◇医療情報−横隔膜ヘルニア


◎横隔膜ヘルニア

 横隔膜とは、身体の中の胸腔(肺や心臓などが入っている)と腹腔(消化管や脾臓、泌尿生殖器などが入っている)を隔てる膜のことです。筋肉と腱からできていて、焼肉屋さんで食べられる、「ハラミ」や「サガリ」は、牛の横隔膜です。
 横隔膜は、主に呼吸を補助する働きをしています。息を吸う時は、横隔膜が下に下がり、胸腔を広げ、肺がふくらむのを助けます。逆に、息を吐く時は、横隔膜が上に上がり、胸腔を狭くし、肺が縮まるのを助けます。ちなみに、「しゃっくり」とは、横隔膜がケイレンしている状態をさします。
 横隔膜ヘルニアとは、横隔膜が強い衝撃によって破裂し、その傷口から腹腔内の臓器が胸腔内に入り込んだ状態をさします。当然、胸腔内は狭くなるので、呼吸困難となり、消化管も正常な位置にないため、嘔吐、食欲不振などの症状を示します。

【原因】
 横隔膜ヘルニアは、交通事故や高所からの転落などにより、腹部に急激に強い圧力が加わり横隔膜が破裂し、その傷口から肝臓、胃、腸、脾臓などの腹腔内臓器が胸腔内に入り込むことによって発症します。したがって、主に屋外に出て自由に活動している猫に発症します。室内のみで飼われている猫では、ほとんど発症する機会はないですが、高層住宅で飼育されている場合は、ベランダや窓からの転落事故によって発症することがあります。
 まれに先天性横隔膜ヘルニアが認められますが、この場合、横隔膜の一部が生まれながらにして欠損していて、しばしば心奇形、胸骨の奇形、臍ヘルニア(でべそ)などの異常を伴っている場合が多いです。

【症状】
 受傷直後で、ヘルニア孔(傷口)も大きく、多量の腹腔内臓器が脱出した場合は、努力性の呼吸(肺が圧迫されているので、頑張って吸おうとしないと吸えない)、チアノーゼ(心臓が圧迫されているので、血液循環が乱れ、舌の色が紫色になったりする)、起立困難、体温低下、さらにショック状態などの重い症状が観られます。
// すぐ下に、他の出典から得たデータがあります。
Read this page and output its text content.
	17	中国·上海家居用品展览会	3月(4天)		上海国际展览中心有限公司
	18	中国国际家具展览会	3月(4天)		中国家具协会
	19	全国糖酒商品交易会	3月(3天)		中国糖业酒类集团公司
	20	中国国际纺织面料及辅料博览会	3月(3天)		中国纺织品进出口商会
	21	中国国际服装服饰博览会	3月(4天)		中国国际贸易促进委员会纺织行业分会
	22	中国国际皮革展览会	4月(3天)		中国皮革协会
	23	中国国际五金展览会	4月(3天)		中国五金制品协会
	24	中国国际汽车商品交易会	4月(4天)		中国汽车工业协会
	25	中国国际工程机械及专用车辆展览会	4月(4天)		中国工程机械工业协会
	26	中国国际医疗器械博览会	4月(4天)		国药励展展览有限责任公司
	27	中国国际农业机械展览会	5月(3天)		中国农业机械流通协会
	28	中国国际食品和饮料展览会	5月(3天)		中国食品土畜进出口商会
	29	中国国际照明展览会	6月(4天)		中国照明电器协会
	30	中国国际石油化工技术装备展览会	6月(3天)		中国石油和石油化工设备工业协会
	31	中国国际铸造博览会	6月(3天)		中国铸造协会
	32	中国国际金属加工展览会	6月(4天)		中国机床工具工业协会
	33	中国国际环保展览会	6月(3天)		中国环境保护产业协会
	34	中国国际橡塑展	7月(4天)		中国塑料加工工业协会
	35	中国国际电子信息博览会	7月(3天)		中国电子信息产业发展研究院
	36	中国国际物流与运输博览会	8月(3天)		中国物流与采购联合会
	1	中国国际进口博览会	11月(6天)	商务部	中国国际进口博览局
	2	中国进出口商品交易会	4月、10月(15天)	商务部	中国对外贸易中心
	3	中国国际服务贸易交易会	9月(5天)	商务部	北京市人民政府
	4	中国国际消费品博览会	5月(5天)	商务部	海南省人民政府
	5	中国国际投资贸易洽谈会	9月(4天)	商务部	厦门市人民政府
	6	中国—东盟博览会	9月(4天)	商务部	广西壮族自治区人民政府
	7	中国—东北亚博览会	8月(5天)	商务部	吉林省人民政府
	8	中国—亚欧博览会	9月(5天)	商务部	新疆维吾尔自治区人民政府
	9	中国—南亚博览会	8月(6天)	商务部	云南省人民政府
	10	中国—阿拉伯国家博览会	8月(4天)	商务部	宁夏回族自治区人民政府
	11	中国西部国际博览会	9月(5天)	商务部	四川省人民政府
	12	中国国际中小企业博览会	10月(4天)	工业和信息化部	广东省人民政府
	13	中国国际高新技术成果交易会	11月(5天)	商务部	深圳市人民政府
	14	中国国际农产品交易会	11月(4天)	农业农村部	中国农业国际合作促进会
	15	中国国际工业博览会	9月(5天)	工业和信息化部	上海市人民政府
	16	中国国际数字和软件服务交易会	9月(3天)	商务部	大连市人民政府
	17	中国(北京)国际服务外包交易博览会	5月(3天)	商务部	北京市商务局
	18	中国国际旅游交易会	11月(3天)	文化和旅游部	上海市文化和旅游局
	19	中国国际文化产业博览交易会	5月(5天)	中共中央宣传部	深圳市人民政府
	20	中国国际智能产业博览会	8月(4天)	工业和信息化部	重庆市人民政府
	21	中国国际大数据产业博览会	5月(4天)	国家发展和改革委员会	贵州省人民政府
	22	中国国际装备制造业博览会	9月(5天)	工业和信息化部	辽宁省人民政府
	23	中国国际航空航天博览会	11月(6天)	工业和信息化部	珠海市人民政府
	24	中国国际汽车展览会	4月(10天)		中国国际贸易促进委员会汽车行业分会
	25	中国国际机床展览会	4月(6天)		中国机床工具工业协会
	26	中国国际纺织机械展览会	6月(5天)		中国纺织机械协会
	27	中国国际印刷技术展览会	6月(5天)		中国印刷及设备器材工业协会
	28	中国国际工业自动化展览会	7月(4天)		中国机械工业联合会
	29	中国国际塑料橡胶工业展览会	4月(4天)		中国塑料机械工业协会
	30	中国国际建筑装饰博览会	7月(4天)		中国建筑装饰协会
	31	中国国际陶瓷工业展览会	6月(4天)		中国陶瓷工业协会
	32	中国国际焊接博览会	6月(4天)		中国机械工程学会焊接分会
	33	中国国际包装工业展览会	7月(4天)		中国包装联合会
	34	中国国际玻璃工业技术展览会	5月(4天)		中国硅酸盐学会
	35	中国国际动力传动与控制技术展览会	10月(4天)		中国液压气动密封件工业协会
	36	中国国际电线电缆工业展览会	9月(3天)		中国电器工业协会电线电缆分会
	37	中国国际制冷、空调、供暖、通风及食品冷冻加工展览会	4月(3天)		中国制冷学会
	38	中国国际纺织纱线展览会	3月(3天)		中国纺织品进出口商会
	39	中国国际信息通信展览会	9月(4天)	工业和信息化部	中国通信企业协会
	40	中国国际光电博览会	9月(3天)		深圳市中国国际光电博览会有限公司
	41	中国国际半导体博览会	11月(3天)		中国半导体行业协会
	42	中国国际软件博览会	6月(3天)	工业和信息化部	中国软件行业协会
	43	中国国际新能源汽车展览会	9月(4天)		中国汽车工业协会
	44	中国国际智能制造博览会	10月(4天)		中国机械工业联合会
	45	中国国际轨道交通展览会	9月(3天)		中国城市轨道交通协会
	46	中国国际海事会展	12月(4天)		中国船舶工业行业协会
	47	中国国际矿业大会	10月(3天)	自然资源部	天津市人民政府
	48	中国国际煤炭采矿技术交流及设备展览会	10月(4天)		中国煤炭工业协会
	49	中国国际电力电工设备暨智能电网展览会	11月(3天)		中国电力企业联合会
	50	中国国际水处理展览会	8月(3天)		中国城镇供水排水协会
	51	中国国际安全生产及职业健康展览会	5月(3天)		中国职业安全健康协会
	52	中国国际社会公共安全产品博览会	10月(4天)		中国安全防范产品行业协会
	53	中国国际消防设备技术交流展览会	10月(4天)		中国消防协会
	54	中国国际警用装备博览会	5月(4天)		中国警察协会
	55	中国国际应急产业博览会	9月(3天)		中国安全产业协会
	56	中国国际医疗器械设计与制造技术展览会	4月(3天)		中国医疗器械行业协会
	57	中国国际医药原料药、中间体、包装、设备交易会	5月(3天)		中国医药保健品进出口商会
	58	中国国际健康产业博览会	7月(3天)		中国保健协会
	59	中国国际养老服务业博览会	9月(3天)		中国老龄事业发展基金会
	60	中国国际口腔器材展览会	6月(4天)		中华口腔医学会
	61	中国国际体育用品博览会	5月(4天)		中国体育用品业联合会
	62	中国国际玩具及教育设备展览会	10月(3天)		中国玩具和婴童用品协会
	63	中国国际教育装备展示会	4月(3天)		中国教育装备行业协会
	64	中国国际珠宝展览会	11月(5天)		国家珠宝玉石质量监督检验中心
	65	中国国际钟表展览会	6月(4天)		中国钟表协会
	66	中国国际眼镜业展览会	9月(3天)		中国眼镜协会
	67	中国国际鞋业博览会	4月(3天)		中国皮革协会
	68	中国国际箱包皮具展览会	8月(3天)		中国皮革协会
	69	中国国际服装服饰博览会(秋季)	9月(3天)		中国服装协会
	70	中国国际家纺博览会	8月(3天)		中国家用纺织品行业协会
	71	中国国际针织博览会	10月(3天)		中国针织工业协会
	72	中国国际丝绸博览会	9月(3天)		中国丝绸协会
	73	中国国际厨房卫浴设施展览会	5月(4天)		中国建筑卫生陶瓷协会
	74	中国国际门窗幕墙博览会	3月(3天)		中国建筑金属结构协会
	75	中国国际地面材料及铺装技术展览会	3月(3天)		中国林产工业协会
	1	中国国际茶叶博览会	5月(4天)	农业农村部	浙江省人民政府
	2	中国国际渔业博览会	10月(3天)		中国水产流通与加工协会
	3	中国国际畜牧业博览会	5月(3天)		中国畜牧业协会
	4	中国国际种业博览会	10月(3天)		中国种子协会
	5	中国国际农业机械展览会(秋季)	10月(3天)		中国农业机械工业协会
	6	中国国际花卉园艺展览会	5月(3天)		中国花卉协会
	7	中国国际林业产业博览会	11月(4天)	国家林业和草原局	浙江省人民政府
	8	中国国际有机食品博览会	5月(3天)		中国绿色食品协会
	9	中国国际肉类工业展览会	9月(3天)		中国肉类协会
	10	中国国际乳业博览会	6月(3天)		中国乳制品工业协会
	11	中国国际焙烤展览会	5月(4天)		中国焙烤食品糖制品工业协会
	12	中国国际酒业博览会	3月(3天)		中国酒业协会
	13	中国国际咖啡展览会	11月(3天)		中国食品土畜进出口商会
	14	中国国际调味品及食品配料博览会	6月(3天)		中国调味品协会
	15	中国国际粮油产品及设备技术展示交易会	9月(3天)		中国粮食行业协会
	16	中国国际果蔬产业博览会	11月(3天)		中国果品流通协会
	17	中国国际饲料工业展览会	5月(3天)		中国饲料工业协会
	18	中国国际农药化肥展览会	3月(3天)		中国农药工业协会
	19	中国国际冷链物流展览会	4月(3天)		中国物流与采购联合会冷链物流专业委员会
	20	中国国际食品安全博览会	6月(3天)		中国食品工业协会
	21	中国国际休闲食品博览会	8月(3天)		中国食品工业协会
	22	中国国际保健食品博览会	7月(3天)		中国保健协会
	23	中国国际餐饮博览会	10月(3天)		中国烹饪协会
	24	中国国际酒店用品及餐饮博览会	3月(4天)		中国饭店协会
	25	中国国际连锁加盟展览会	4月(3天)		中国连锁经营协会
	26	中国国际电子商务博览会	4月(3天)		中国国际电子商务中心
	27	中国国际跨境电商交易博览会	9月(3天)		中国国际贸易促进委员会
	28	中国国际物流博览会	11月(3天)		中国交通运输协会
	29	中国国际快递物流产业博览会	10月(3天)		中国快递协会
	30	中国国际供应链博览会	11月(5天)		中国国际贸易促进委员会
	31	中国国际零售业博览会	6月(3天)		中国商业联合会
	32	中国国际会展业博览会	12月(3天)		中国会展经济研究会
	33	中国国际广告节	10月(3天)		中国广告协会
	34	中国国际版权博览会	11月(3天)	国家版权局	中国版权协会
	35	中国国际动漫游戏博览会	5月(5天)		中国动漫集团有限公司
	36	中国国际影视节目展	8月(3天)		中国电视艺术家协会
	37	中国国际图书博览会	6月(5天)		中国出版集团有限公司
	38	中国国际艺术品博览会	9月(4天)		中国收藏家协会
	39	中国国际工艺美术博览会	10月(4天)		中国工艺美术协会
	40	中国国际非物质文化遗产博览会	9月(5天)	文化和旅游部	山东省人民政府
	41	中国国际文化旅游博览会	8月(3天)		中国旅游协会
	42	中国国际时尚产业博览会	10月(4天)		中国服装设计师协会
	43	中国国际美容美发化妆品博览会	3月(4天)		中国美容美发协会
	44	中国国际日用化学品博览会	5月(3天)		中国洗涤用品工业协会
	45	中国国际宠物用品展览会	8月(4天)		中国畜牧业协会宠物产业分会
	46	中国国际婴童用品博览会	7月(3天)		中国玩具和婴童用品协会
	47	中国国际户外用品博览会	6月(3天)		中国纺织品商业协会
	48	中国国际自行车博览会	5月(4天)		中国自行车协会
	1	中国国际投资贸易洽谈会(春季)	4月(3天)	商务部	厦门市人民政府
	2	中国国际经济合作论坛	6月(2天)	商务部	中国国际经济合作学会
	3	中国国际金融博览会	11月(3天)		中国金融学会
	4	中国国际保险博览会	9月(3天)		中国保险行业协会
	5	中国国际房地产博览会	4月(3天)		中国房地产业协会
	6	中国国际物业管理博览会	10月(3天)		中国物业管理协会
胃のヘルニアがある場合は嘔吐が起こりやすく、脱出臓器(特に肝臓)にうっ血が生じると胸水の貯留も観られます。
 ヘルニア孔が小さく、腹腔内臓器の脱出が軽度の場合は、呼吸数の増加や食欲不振などの軽い症状しか観られないこともあります。また、受傷直後は重度の症状があった猫でも、日数の経過と共に症状が緩和して、その後ほとんど異常が認められなくなり、たまたま別の目的で行った検査で初めて発見される例もあります。
 共通する外見上の特徴は、腹腔内臓器の脱出によって腹部が小さくなって見えることです。また、ヘルニア以外に骨折や裂傷などの外傷を伴っていることが多いです。
 先天性横隔膜ヘルニアでは、症状はゆっくりと出てきて、生後1ヶ月位から浅く速い呼吸が観られ、同腹の兄弟に比べて発育が悪いことが多いです。

【診断】
 X線検査で、胸腔内に入り込んだ腹腔内臓器を確認する必要がありますが、単純撮影で判断できない場合は、消化管造影が必要となります。

【治療】
 基本的には、全て手術によって治療されます。重症例では術中および術後に死亡する可能性も少なくないですが、手術が順調に終了した場合の予後は良好です。